- Born: Diana Monsell 1813 Ireland
- Died: 4 May 1851 (aged 37/38)
- Known for: botanical painting

= Diana Conyngham Ellis =

Northern Irish botanical painter

Diana Conyngham Ellis (née Monsell) (1813 - 4 May 1851) was a botanical artist from Ireland.

==Life==
Diana Monsell was born, most probably in County Londonderry, in 1813. She was the eldest daughter of the four children of the Archdeacon of Derry, Thomas Bewley Monsell, and Jane Rae. Her brother was the clergyman and hymn-writer, John Samuel Bewley Monsell. She married Conyngham Ellis, her first cousin, on 29 December 1842 at Dunloe Church. Initially a barrister, Conyngham Ellis left the profession to become a vicar, serving in Cranbourne, Windsor, Berkshire. Ellis died aged 37 or 38, on 4 May 1851. The book by Ellis as Mrs Conyngham Ellis, Conversations on human nature for the young, appears to have been printed posthumously.

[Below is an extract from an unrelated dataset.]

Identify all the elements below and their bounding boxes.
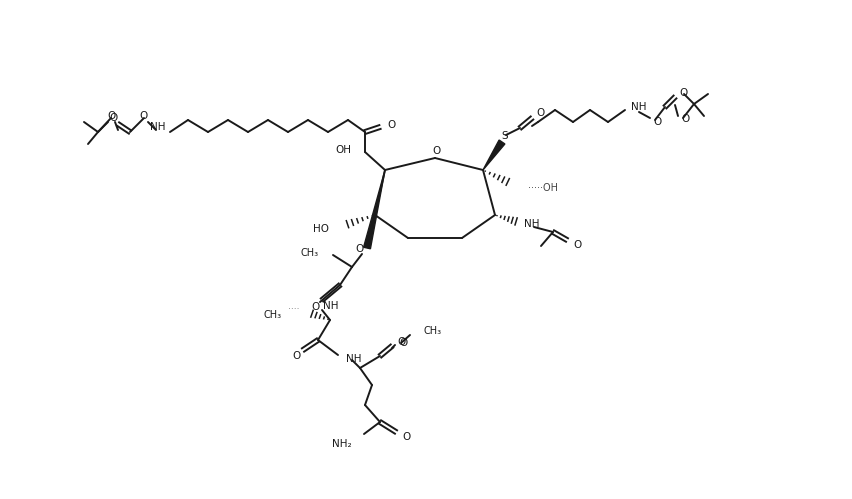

A watercolour portrait of Ellis by Frederick William Burton is in the collections of the National Gallery of Ireland.

==Artistic work==
Ellis' body of work consists of 68 flower and foliage water colour drawings. It is not known if Ellis received any form of training, though her work is typical of its time. Her studies were of common local plants, mostly those found in fields and hedgerows, such as primroses, bluebells, and violets. The work has been lauded for its accuracy and realism.

The mounted album of her work is held in the collections of the National Gallery of Ireland. Burton commented on her work: "I have not for a long time seen anything that gave me so much pleasure to dwell on ... they make my own work appear rude and false that I am more than ever alive to my defects."